À medida que mais vamos conhecendo sobre o corpo, mais entendemos que o corpo não fica menos importante à medida que se liberta de ser instrumento de trabalho. Pelo contrário, o corpo assume nas sociedades contemporâneas novos significados e novas relações.
Perante toda esta complexidade do corpo, torna-se impossível entender uma educação sem ele. Tolentino de Mendonça alerta-nos para isto mesmo ao escrever: "Não é possível excluir o corpo da escola, pois é através dele que damos significação ao mundo, maturando os diversos saberes e exercitando a responsabilidade pela inteira existência.”
Mas afinal, e substantivamente, porque é tão essencial o corpo na Educação? Diria que por três ordens de razões. Antes de mais, o corpo é a sede da experiência. Reputados estudiosos do desenvolvimento, como por exemplo Jean Piaget, não hesitam em fazer nascer a inteligência de uma experiência “sensório-motora” que é – numa formulação muito simples – o material sob o qual se vão estabelecer as primeiras causalidades e relacionamentos. E é sobre estas primeiras relações entre o que se recolheu na experiência sensorial e motora que vão ocorrer comportamentos que chamaríamos de “inteligentes”. Portanto, a vivência e a experiência corporal são essenciais para a aprendizagem.

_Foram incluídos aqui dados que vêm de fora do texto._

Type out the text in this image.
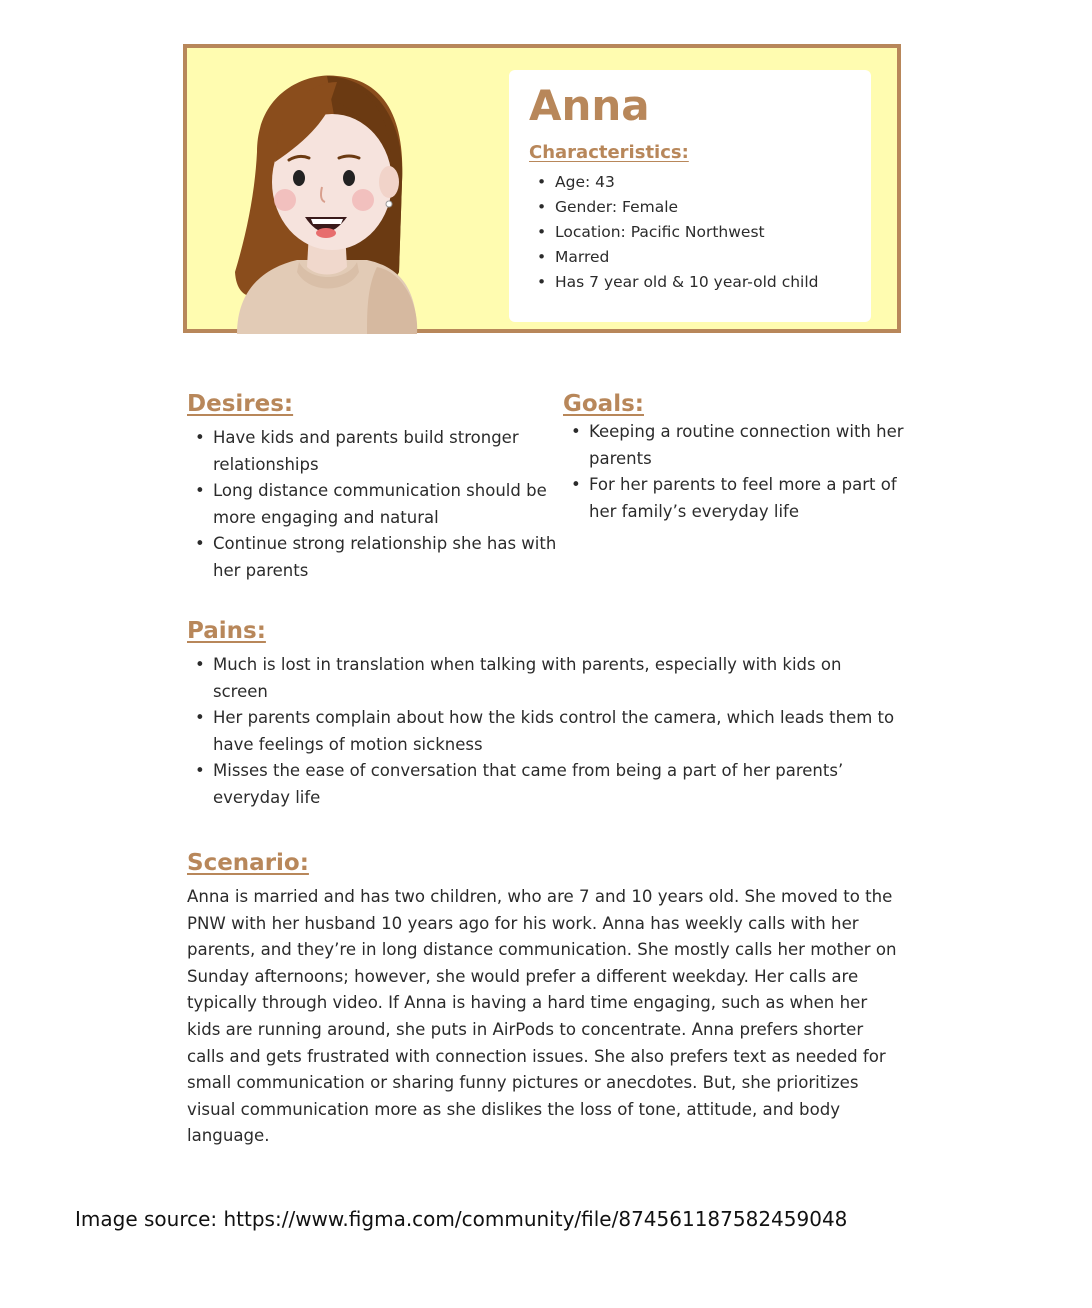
Anna
Characteristics:
• Age: 43
• Gender: Female
• Location: Pacific Northwest
• Marred
• Has 7 year old & 10 year-old child
Desires:
• Have kids and parents build stronger relationships
• Long distance communication should be more engaging and natural
• Continue strong relationship she has with her parents
Goals:
• Keeping a routine connection with her parents
• For her parents to feel more a part of her family’s everyday life
Pains:
• Much is lost in translation when talking with parents, especially with kids on screen
• Her parents complain about how the kids control the camera, which leads them to have feelings of motion sickness
• Misses the ease of conversation that came from being a part of her parents’ everyday life
Scenario:

Anna is married and has two children, who are 7 and 10 years old. She moved to the PNW with her husband 10 years ago for his work. Anna has weekly calls with her parents, and they’re in long distance communication. She mostly calls her mother on Sunday afternoons; however, she would prefer a different weekday. Her calls are typically through video. If Anna is having a hard time engaging, such as when her kids are running around, she puts in AirPods to concentrate. Anna prefers shorter calls and gets frustrated with connection issues. She also prefers text as needed for small communication or sharing funny pictures or anecdotes. But, she prioritizes visual communication more as she dislikes the loss of tone, attitude, and body language.

Image source: https://www.figma.com/community/file/874561187582459048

O corpo é ainda essencial dada a sua profunda e indissociável relação com todo o comportamento humano. Nada seria mais redutor do que regressar àquela velha dicotomia escolástica, tão bem problematizada por Manual Sérgio, que colocava como diferentes e até mesmo opostos o corpo e a mente. Na verdade, não é possível deixar o cérebro pendurado com a roupa no balneário quando se vai fazer desporto. O nosso comportamento não é fruto exclusivo de uma coisa ou outra. Não é difícil encontrar vestígios desta dicotomia: ainda hoje designamos por Educação “Física” uma imprescindível área curricular que trata da experiência motora. Esta oposição entre “corpo e mente” é categoricamente desmentida por inúmeros estudos que mostram, por exemplo, que a prática de atividades motoras repercute positivamente no aproveitamento académico. Estes estudos derrubam a falsa e feita ideia que os “bons alunos” têm, por norma, pouca motivação (e “jeito”) para o desporto.
Existe ainda um outro aspeto essencial: o corpo como veículo e como sujeito de comunicação. Muito se tem falado – e bem – do afunilamento que a comunicação humana sofre quando se processa através de ferramentas digitais. Não é de estranhar: durante milhões de anos aprendemos a “ler” o corpo dos outros e a recolher informações da comunicação que vão muito para além da informação e “do que é preciso dizer”. A comunicação humana “face a face” é certamente a grande alavanca que usamos para o nosso desenvolvimento e para a educação. Quando esta comunicação fica diminuída na sua complexidade, quando fica “confinada” à conversa em frente ao ecrã, muito se perde em motivação, em incentivo, em compreensão e em feedback.
Por isso, a resposta à pergunta formulada parece óbvia: “Uma escola sem Corpo” pode talvez existir durante este período de tempo de “Educação de Emergência”, como muito bem designou Javier Aragay. Mas é um sucedâneo, uma pobre imitação. Será certamente uma louvável tentativa de remedeio (como aliás se tem visto com a criativa reinvenção que estão a levar a cabo os professores de Educação Física no ensino remoto), mas não é “the real thing”…
Estamos todos ansiosos por nos tocarmos, nos abraçarmos, por brincarmos juntos, por jogarmos, por correr, nadar, dançar. A nossa experiência corporal está quase a chumbar por faltas.
Estamos ansiosos por “pensar com o corpo”.